Esta nueva seguridad espiritual también quedó reflejada en una era de construcción de iglesias, particularmente en Roma, en la que los templos, con frecuencia levantados para las nuevas órdenes, eran enormes. Estos nuevos edificios estaban diseñados para sobrecoger a los feligreses y se convirtieron en escenario de apasionados sermones, que eran impartidos desde púlpitos adornados de forma espectacular y bajo magníficos doseles, hechos con oro, plata, joyas y tejidos finos. Con todo, una de las características más sobresalientes de estas iglesias era la nueva iconografía que presentaba a los fieles. En este sentido se observa un marcado cambio, pues los pintores se alejan de las imágenes tradicionales y el relato de la vida de Jesús para concentrarse en ejemplos de heroísmo (David y Goliat, Judit y Holofernes), modelos de arrepentimiento (san Pedro, el hijo pródigo), la gloria del martirio y las visiones y éxtasis de los santos.[2147] Al mismo tiempo, las iglesias más grandes favorecieron la aparición de imágenes de mayor tamaño y esplendor. Bernini, que, como hemos señalado, representa los logros de este barroco inicial, fue «un hombre de teatro» que sirvió a cinco papas pero en especial a Urbano VII (1623-1644). Juntos consiguieron dar una acercamiento más estético a las representaciones artísticas, lo que contribuyó a mejorar su cualidad y las distanció del empalagoso misticismo que caracteriza buena parte de la producción barroca de comienzos de siglo. El mejor ejemplo de esto probablemente sea la Santa Teresa de Bernini, una escultura de la santa en pleno éxtasis que parece estar, en sí misma, suspendida en el aire. «Esto únicamente puede parecer realidad gracias a la mentalidad visionaria del que lo contempla».[2148] El arte barroco consigue dar un gran aire de verosimilitud a los milagros y sucesos maravillosos. Esto se inspiraba fundamentalmente en la Retórica aristotélica, donde se señalaba que las emociones eran el ingrediente básico a través del cual se consigue persuadir a los humanos.

Un acontecimiento completamente diferente en el mundo del arte en esta época fue el desarrollo de los «géneros», en particular, la pintura paisajística, las naturalezas muertas, las escenas de batallas y de caza. Muchos historiadores del arte creen que en el siglo XVII se dio un cambio decisivo en el que de un mundo en el que el arte era principalmente religioso se pasó a uno en el que éste era más secular. Rudolf Wittkower es uno de ellos: «En los años alrededor de 1600 la clara separación entre el arte secular y el eclesiástico, que llevaba preparándose largo tiempo, se convirtió en un hecho establecido».[2149] Después del primer cuarto del siglo XVII los artistas estuvieron en condiciones, por primera vez en la historia, de ganar su sustento dedicándose por completo a géneros especializados. Ahora bien, aunque las naturalezas muertas y las escenas bélicas eran muy populares, fue el paisaje el que se convertiría en el más importante de los géneros no religiosos hasta llegar a Poussin y Claude.

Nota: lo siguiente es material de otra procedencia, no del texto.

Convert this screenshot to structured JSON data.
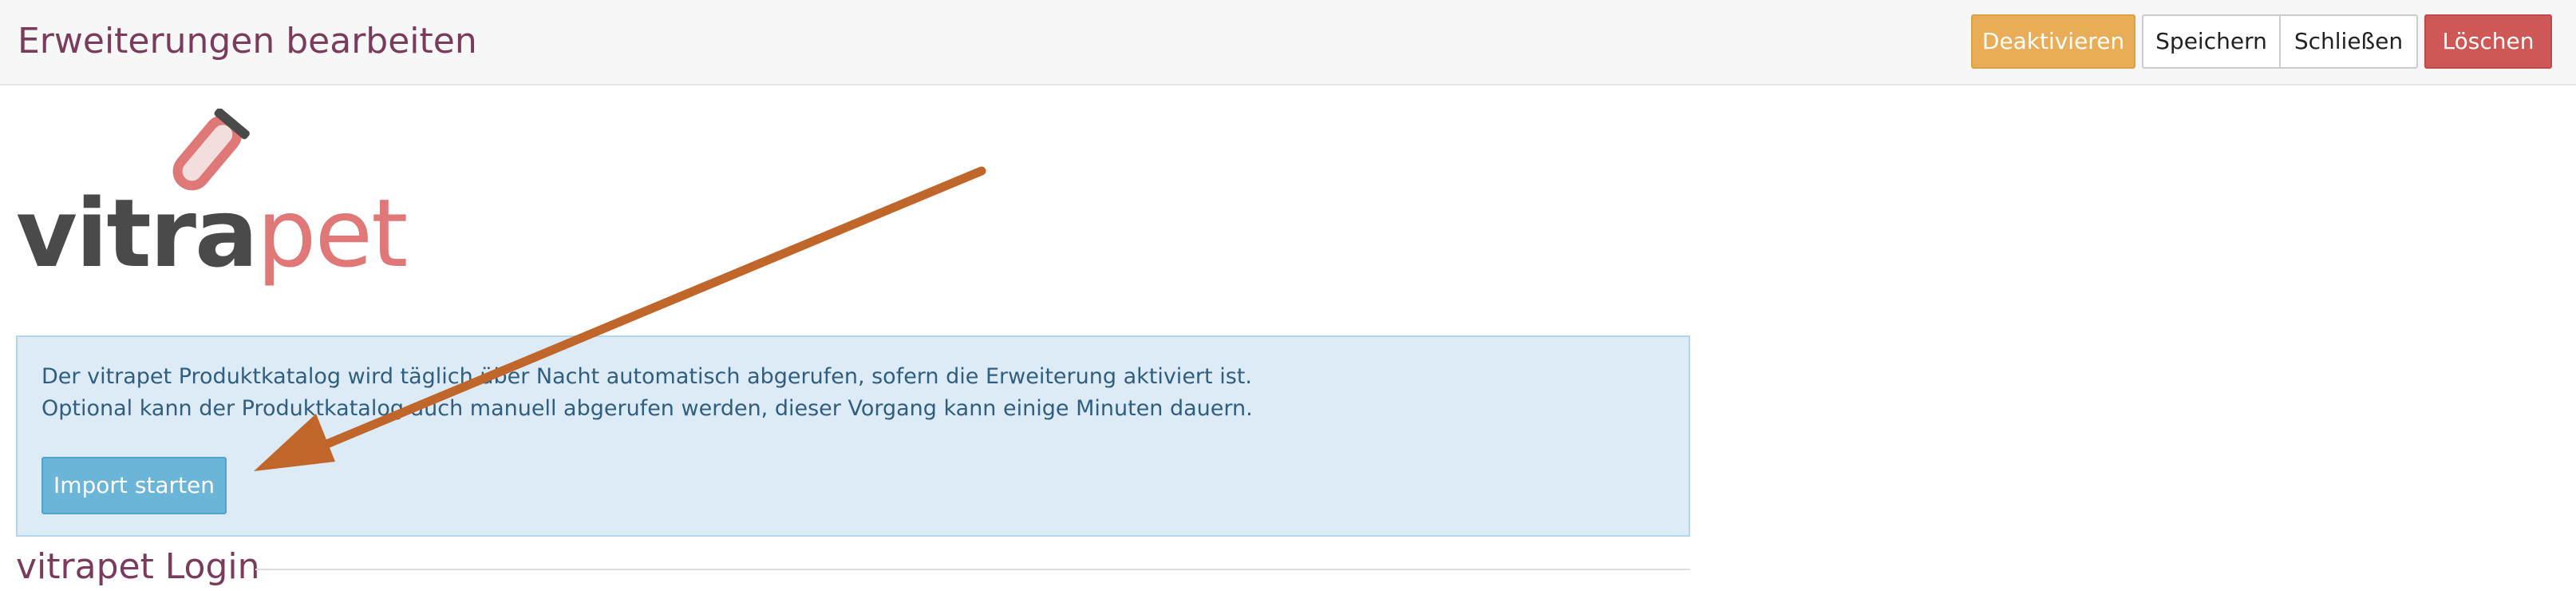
{
  "header": {
    "title": "Erweiterungen bearbeiten",
    "buttons": {
      "deactivate": "Deaktivieren",
      "save": "Speichern",
      "close": "Schließen",
      "delete": "Löschen"
    }
  },
  "logo": {
    "text_dark": "vitra",
    "text_light": "pet"
  },
  "info_box": {
    "line1": "Der vitrapet Produktkatalog wird täglich über Nacht automatisch abgerufen, sofern die Erweiterung aktiviert ist.",
    "line2": "Optional kann der Produktkatalog auch manuell abgerufen werden, dieser Vorgang kann einige Minuten dauern.",
    "import_button": "Import starten"
  },
  "login_section": {
    "heading": "vitrapet Login"
  },
  "colors": {
    "title": "#7a3b5c",
    "deactivate": "#e8ad56",
    "delete": "#cd5855",
    "info_bg": "#dcebf6",
    "import_button": "#6ab5d8",
    "annotation_arrow": "#c0662a"
  }
}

No obstante, dicho todo esto, es indudable que el mayor logro del barroco en Roma es San Pedro, lo que supone una importante ironía. Completar el magnífico complejo requirió de dos generaciones (el baldaquino se terminó en 1636, las demás partes en la década de 1660). Pero tras la Paz de Westfalia (1648), que puso fin a la guerra de los Treinta Años, resultó claro que a partir de entonces las grandes potencias europeas podían solucionar sus disputas sin contar con la Santa Sede. En el momento en que Roma alcanzaba su mayor gloria física, su ascendiente intelectual empezaba a menguar de forma irrevocable. El poder y el liderazgo intelectual se habían trasladado al norte.